There are two types of polygamy: "contemporary" polygamy, which is having more than one wife at the same time; and "consequential" polygamy, which is having one wife after the other. This is present in many African and Asian cultures. The problem is when one of these polygamous men become Catholic. Usually a pastoral indication is that the man chooses one wife with whom to live, but helps the others economically. Moreover, from a legal perspective, all of the children and wives belong to him. This creates unrest and poverty.
But there is another aspect: usually, the new wife joins the family with the consent of the first wife. If you convert to Catholicism, the problem becomes that the decision to have another wife had been taken by both, by mutual agreement ... And the Church must ask them to break their bond with the second ... It's a question I ask myself: have we the right?
What can the Church in Laos contribute to the synod?
The Laotian Church is a "baby" church, it’s very small. In any case in many parts of the country there are people who are converting, especially among the tribal mountain. What drives them to become Catholic? The fact that they are animists. Their religion is very expensive. They have to offer sacrifices of animals continuously and this impoverishes them in no time. So they try to leave behind these beliefs as soon as they can.
However, I am convinced that we are at the beginning of a change and rebirth. Currently there are no more foreign missionaries and we must lead the Church with our own hands. We try to do what we can. For example for vocations: we cultivate them from scratch.
When I arrived in Pakse I had "a priest and a half", one active, another already retired and very old.
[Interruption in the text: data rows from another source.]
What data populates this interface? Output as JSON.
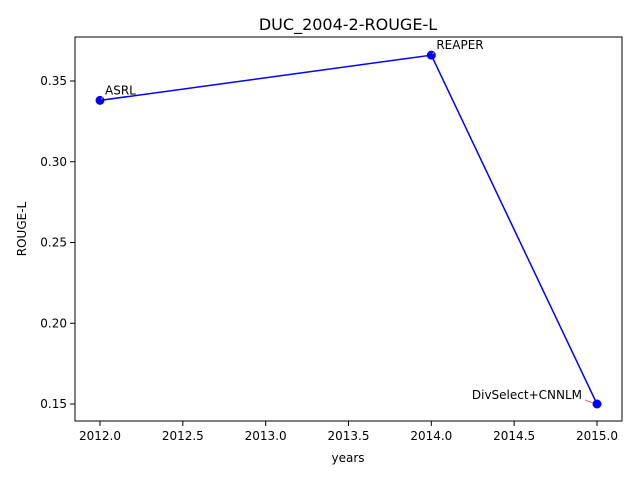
{
  "chart_data": {
    "type": "line",
    "title": "DUC_2004-2-ROUGE-L",
    "xlabel": "years",
    "ylabel": "ROUGE-L",
    "xlim": [
      1987.83,
      2015.16
    ],
    "ylim": [
      0.139,
      0.377
    ],
    "xticks": [
      2012.0,
      2012.5,
      2013.0,
      2013.5,
      2014.0,
      2014.5,
      2015.0
    ],
    "xtick_labels": [
      "2012.0",
      "2012.5",
      "2013.0",
      "2013.5",
      "2014.0",
      "2014.5",
      "2015.0"
    ],
    "yticks": [
      0.15,
      0.2,
      0.25,
      0.3,
      0.35
    ],
    "ytick_labels": [
      "0.15",
      "0.20",
      "0.25",
      "0.30",
      "0.35"
    ],
    "grid": false,
    "series": [
      {
        "color": "#0000ff",
        "points": [
          {
            "x": 2012.0,
            "y": 0.338,
            "label": "ASRL"
          },
          {
            "x": 2014.0,
            "y": 0.366,
            "label": "REAPER"
          },
          {
            "x": 2015.0,
            "y": 0.15,
            "label": "DivSelect+CNNLM"
          }
        ]
      }
    ],
    "annotation_arrow_color": "#e06666"
  }
}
Now after so many years of work - 14 to be precise - there are six priests. Now we are beginning to experience life as a basic ecclesial community with these priests.
Sometimes I can go to Vietnam and I am amazed because they have the opposite problem: the difficulty of educating because they have too many vocations!
In the diocese of Vinh, for example, they have 170 seminarians in the seminary, but there are many who would like to enter. Unfortunately, the diocese lacks the energy - economic and personal - to do it. If they could take in everyone there would be 400 seminarians!
The positive thing is that we have married catechists who are true missionaries, who go to live in the villages and become the "roots" of evangelization. They go, live, they begin to build bonds ...
We offer this experience to the seminarians. Seminary students must study three years, then they must stop for at least a year, up to three years to mature in their decision, but also for pastoral experience as catechists, carrying medicines, aid, prayers for the people of the mountain. They integrate with the villagers, live as the villagers do in everything.
We now have 8 major seminarians. They are very dedicated to the people, to the families. Through this sharing we make our most important contribution, that is the faith.